Nonetheless the easing of borrowing costs will be cheered by indebted households which have been under the kosh from higher prices.

The negative aspect to the ECB’s latest rate decision, meanwhile, is that it will egg on house prices which are already rising at an elevated rate of 10 per cent year-on-year.

The latest official figures from the Central Statstics Office, published on Wednesday, indicate that prices rose nationally at an annual rate of 10.1 per cent in the year to August and at a rate of 10.8 per cent in Dublin.

It was the 12th consecutive month to see an increase in headline inflation, a worrying trend for prospective buyers.

While supply is an ongoing issue and a major driver of price growth, so are interest rates.

“The cost of finance is a key determinant of house prices so a lowering of the cost will inevitably result in higher prices,” Kieran McQuinn of the Economic and Social Research Institute (ESRI) said.

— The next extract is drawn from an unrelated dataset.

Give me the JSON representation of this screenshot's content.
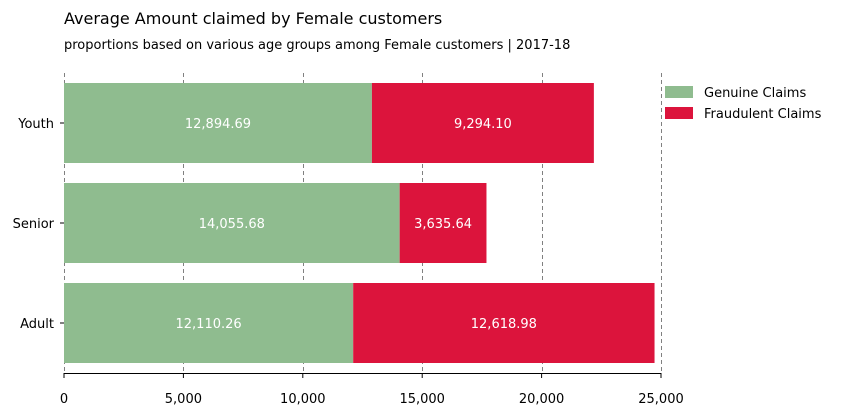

John McCartney, director and head of research at BNP Paribas Real Estate Ireland said the latest move will “add somewhat to the heat as it may encourage those who are not maxed-out on their loan-to-value and loan-to-income limits to take on more debt for home purchase.”

ECB monetary policy is understandably determined by the bigger economies but it has frequently been out-of-kilter with the domestic business and house price cycle here.

If you subscribe to the thesis that the Irish economy is dangerously close to overheating particularly in the wake of the Government’s latest giveaway budget, as the Irish Fiscal Advisory Council (Ifac) contends, lowering interest rates and boosting disposable income will only add fuel to the fire.

On the wider economic outlook, ECB president Christine Lagarde said she believed the euro zone economy was still on course for a soft landing.

“Are we still on a soft landing expectation? The answer is, on the basis of the information that we have, we certainly do not see a recession...so the euro area on the basis of what we have is not heading for recession,” she told the post-meeting press conference in the Slovenian capital Ljubljana.

This forecast contains two major downside caveats relating to the possibility of a wider war in the Middle East and the possibility a second Donald Trump presidency in the US, both or one of which could radically alter the current economic trajectory.